ShoreRivers Awarded 2.2 Million Dollar Grant

A treatment wetlands system helps maximize nutrient removal.

A treatment wetlands system helps maximize nutrient removal.

At the end of June 2018, ShoreRivers was awarded a $2.2 million dollar grant from the Chesapeake and Atlantic Coastal Bays Trust Fund managed by the Maryland Department of Natural Resources to support ShoreRivers’ regional agricultural restoration work. The grant will fund projects in the watersheds of the Bohemia, Sassafras, Wye, and Choptank Rivers. Together these projects will prevent over 14,200 lbs. of nitrogen, 740 lbs. of phosphorus, and almost 270 tons of sediment from entering Eastern Shore waterways.

The new grant funds will pay the construction costs for:

·         An ecologically engineered design that will stabilize excessive gully erosion that has resulted in a ravine adjacent to Kings Creek in Talbot County; it will create a wetland and grassed buffers, and restore 1380 linear feet of stream and agricultural ditch.

·         A treatment wetland system and stormwater retention ponds at the bottom of four agricultural drainages and above a natural stream. The project is designed to maximize nutrient removal at the top of the watershed of Little Bohemia Creek in Cecil County and it will create almost six acres of wetland and three acres of stormwater ponds.

·         Stormwater ponds and over eight acres of lined treatment wetland to treat 33 acres of dairy farm operations and several hundred acres of row crop land that is irrigated with lagoon effluent from a Kent County dairy in the Sassafras watershed.

·         Completing restoration of a 1,000-linear-foot traditional agricultural ditch into a two-stage ditch with wetland benches on a grain farm on the Wye River in Talbot County.

This grant signals the effectiveness of ShoreRivers’ new combined capacity to implement regional projects on a large scale throughout the Delmarva peninsula. ShoreRivers is a certified Technical Service Provider for the National Fish and Wildlife Foundation and is engineering and implementing innovative pollution reduction projects cooperatively with the agricultural sector to restore and protect Eastern Shore rivers.

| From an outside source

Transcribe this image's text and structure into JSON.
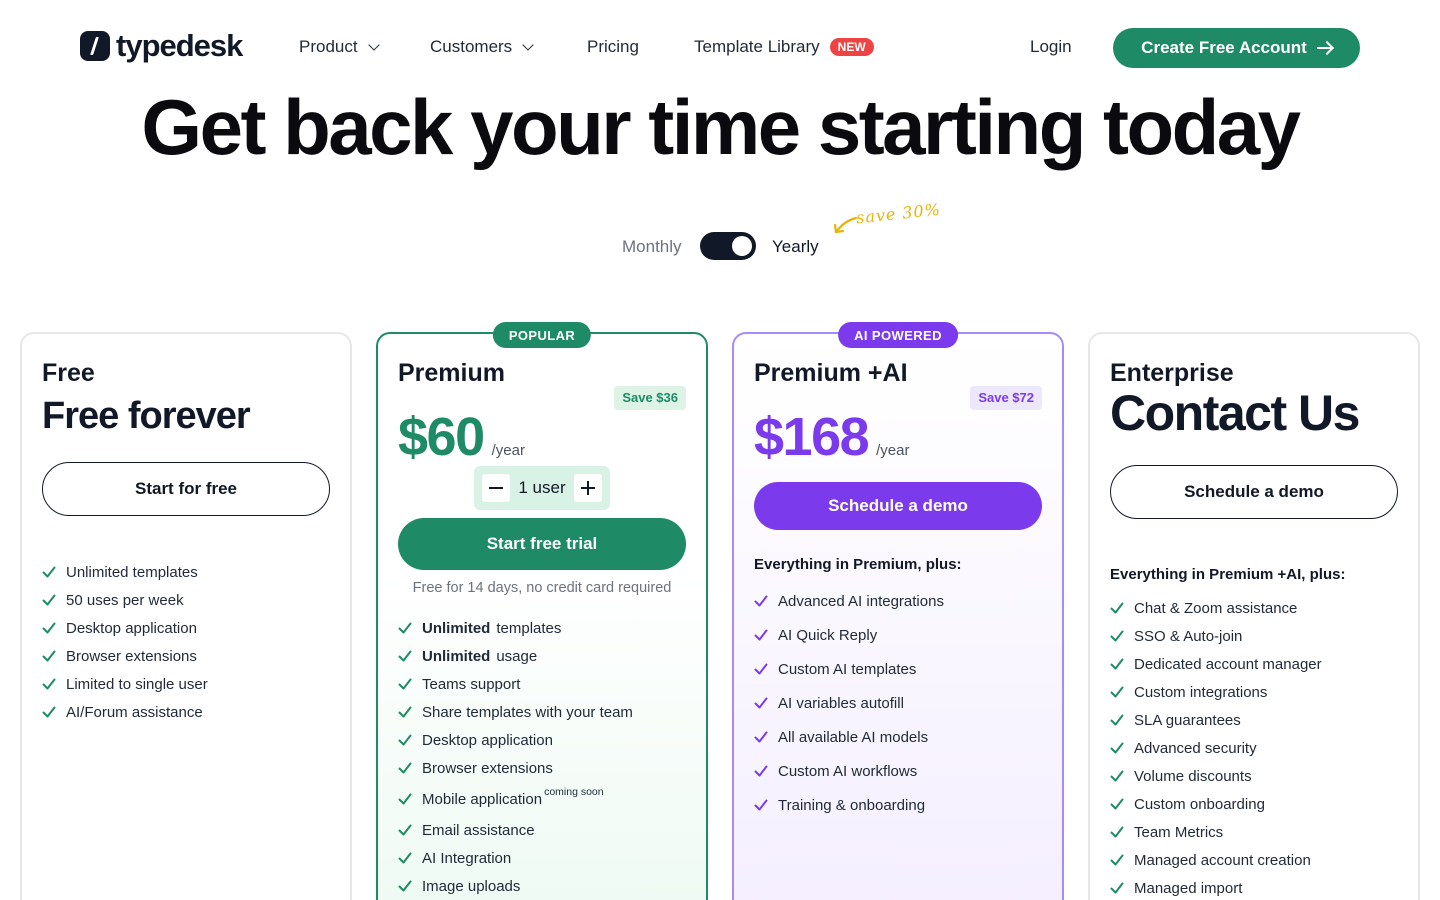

Pictured left to right at a restoration site are ShoreRivers staff members Emily Harris, Kim Righi, Kristin Junkin and Josh Thompson.

Pictured left to right at a restoration site are ShoreRivers staff members Emily Harris, Kim Righi, Kristin Junkin and Josh Thompson.

ShoreRivers is honored that the Department of Natural Resources supports the pollution- reducing projects that ShoreRivers is implementing in communities across the Eastern Shore. Other traditional bay funders and strong community support enables ShoreRivers to attract this type of significant outside grant funding for clean water.